The slovenly rhetoric is sometimes matched by incoherent themes. Should the left be a radical vanguard pushing ahead of popular opinion or a pragmatic force cultivating the average voter? Was Barack Obama a betrayer of his idealistic supporters or just well-attuned to his moderate coalition? We never hear. These lapses in rigor can be tolerated in a blog post, but over the course of 200 pages they suggest thoughts that 
haven’t been completed, let alone tested.

Nevertheless, deBoer’s core critiques of modern progressivism find their targets. Leftist politics in America really are hampered by dependency on the “nonprofit industrial complex,” by ignoring material issues in favor of symbols, by raising the salience of identity categories in an electorate that reliably becomes less progressive in reaction, and by failure to build offline, real-world power around concrete demands.
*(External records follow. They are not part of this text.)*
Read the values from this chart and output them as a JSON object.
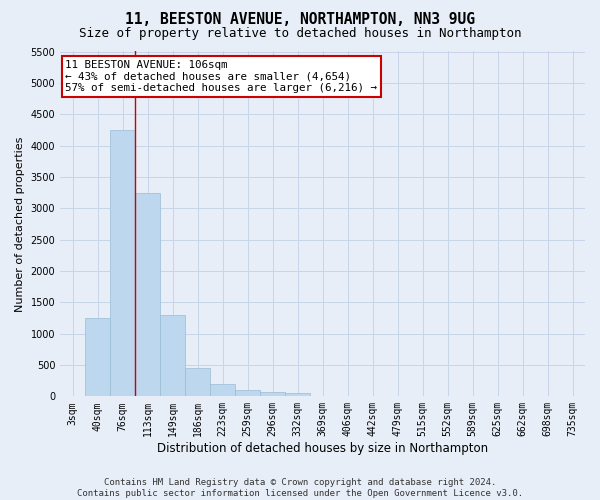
{
  "title": "11, BEESTON AVENUE, NORTHAMPTON, NN3 9UG",
  "subtitle": "Size of property relative to detached houses in Northampton",
  "xlabel": "Distribution of detached houses by size in Northampton",
  "ylabel": "Number of detached properties",
  "footer_line1": "Contains HM Land Registry data © Crown copyright and database right 2024.",
  "footer_line2": "Contains public sector information licensed under the Open Government Licence v3.0.",
  "categories": [
    "3sqm",
    "40sqm",
    "76sqm",
    "113sqm",
    "149sqm",
    "186sqm",
    "223sqm",
    "259sqm",
    "296sqm",
    "332sqm",
    "369sqm",
    "406sqm",
    "442sqm",
    "479sqm",
    "515sqm",
    "552sqm",
    "589sqm",
    "625sqm",
    "662sqm",
    "698sqm",
    "735sqm"
  ],
  "values": [
    0,
    1250,
    4250,
    3250,
    1300,
    450,
    200,
    100,
    70,
    50,
    0,
    0,
    0,
    0,
    0,
    0,
    0,
    0,
    0,
    0,
    0
  ],
  "bar_color": "#bdd7ee",
  "bar_edge_color": "#9abcd6",
  "grid_color": "#c8d4e8",
  "background_color": "#e8eef8",
  "annotation_box_text": "11 BEESTON AVENUE: 106sqm\n← 43% of detached houses are smaller (4,654)\n57% of semi-detached houses are larger (6,216) →",
  "annotation_box_color": "#ffffff",
  "annotation_box_edge_color": "#cc0000",
  "vline_color": "#cc0000",
  "vline_x_index": 2,
  "ylim_max": 5500,
  "ytick_step": 500,
  "title_fontsize": 10.5,
  "subtitle_fontsize": 9,
  "tick_fontsize": 7,
  "ylabel_fontsize": 8,
  "xlabel_fontsize": 8.5,
  "annotation_fontsize": 7.8,
  "footer_fontsize": 6.5
}
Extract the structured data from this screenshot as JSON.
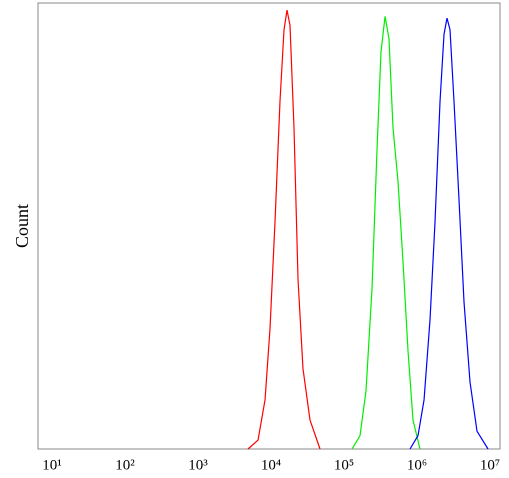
{
  "chart_data": {
    "type": "line",
    "y_label": "Count",
    "xscale": "log",
    "xlim": [
      6.43,
      13700000
    ],
    "ylim": [
      0,
      100
    ],
    "xticks": [
      {
        "value": 10,
        "label": "10¹"
      },
      {
        "value": 100,
        "label": "10²"
      },
      {
        "value": 1000,
        "label": "10³"
      },
      {
        "value": 10000,
        "label": "10⁴"
      },
      {
        "value": 100000,
        "label": "10⁵"
      },
      {
        "value": 1000000,
        "label": "10⁶"
      },
      {
        "value": 10000000,
        "label": "10⁷"
      }
    ],
    "series": [
      {
        "color": "#ff0000",
        "x": [
          4840,
          6640,
          8280,
          9690,
          11350,
          13280,
          15070,
          16560,
          18200,
          20650,
          23440,
          27420,
          34200,
          46900
        ],
        "values": [
          0,
          2,
          11,
          27,
          51,
          78,
          94,
          98.4,
          95,
          72,
          38,
          18,
          6.5,
          0
        ]
      },
      {
        "color": "#00ee00",
        "x": [
          128800,
          165600,
          200000,
          242000,
          283000,
          321000,
          365000,
          413000,
          469000,
          549000,
          643000,
          753000,
          881000,
          1099000
        ],
        "values": [
          0,
          3,
          13,
          36,
          67,
          89,
          97,
          92,
          72,
          60,
          42,
          22,
          6.5,
          0
        ]
      },
      {
        "color": "#0000ff",
        "x": [
          802000,
          1032000,
          1248000,
          1507000,
          1765000,
          2067000,
          2344000,
          2576000,
          2831000,
          3210000,
          3758000,
          4401000,
          5321000,
          6633000,
          9396000
        ],
        "values": [
          0,
          3,
          11,
          29,
          51,
          78,
          93,
          96.6,
          94,
          78,
          56,
          33,
          15,
          4,
          0
        ]
      }
    ]
  }
}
The book’s most compelling and refreshing section is the last chapter, which turns from criticism to exhortation. DeBoer urges progressives to put class interests first in organizing, since putting one group identity or another first offers “them little besides the entirely abstract laurel of being ‘put first.’” Progressives should be “appealing to people’s sense of self-interest, not to their abstract sense of justice for others” as a way to build larger coalitions. They should drop academic jargon, which is more a marker of in-group identity than a persuasive tool. They should focus on the specific things their movement has done and plans to do for people, opt out of pointless language games, adopt strategic but critical support for the Democratic Party, and stop waiting for “the youth” to save us. DeBoer’s goal, he says near the end, is “to rehabilitate the ordinary in far-left American politics.” There’s no apocalypse in which we can’t—and no safe harbor in which we need not—do politics, make hard choices, and take whatever gains are available.

The argument should have been made better. But it needed to be made, and it needs to be heard. DeBoer is not a careful writer, but one point on which he takes unusual care is to praise the earnestness behind our era’s misbegotten left politics. It is a poignant thought that the diversity, equity, and inclusivity training sessions I sat through in my denomination, both before and after the spasm of 2020, were good-faith attempts to put a cynical tool for reducing corporate liability to a righteous use. Then we watched a real-life example of their inadequacy unfold in our own internal scandal. The people who give their lives to the goals of human equality and justice deserve better language, better goals, and better tools. How Elites Ate the Social Justice Movement, for all its grating flaws, wants to give them to us. 

Benjamin J. Dueholm

Benjamin J. Dueholm is pastor of Christ Lutheran Church in Dallas, Texas, and author of Sacred Signposts: Words, Water, and Other Acts of Resistance (Eerdmans).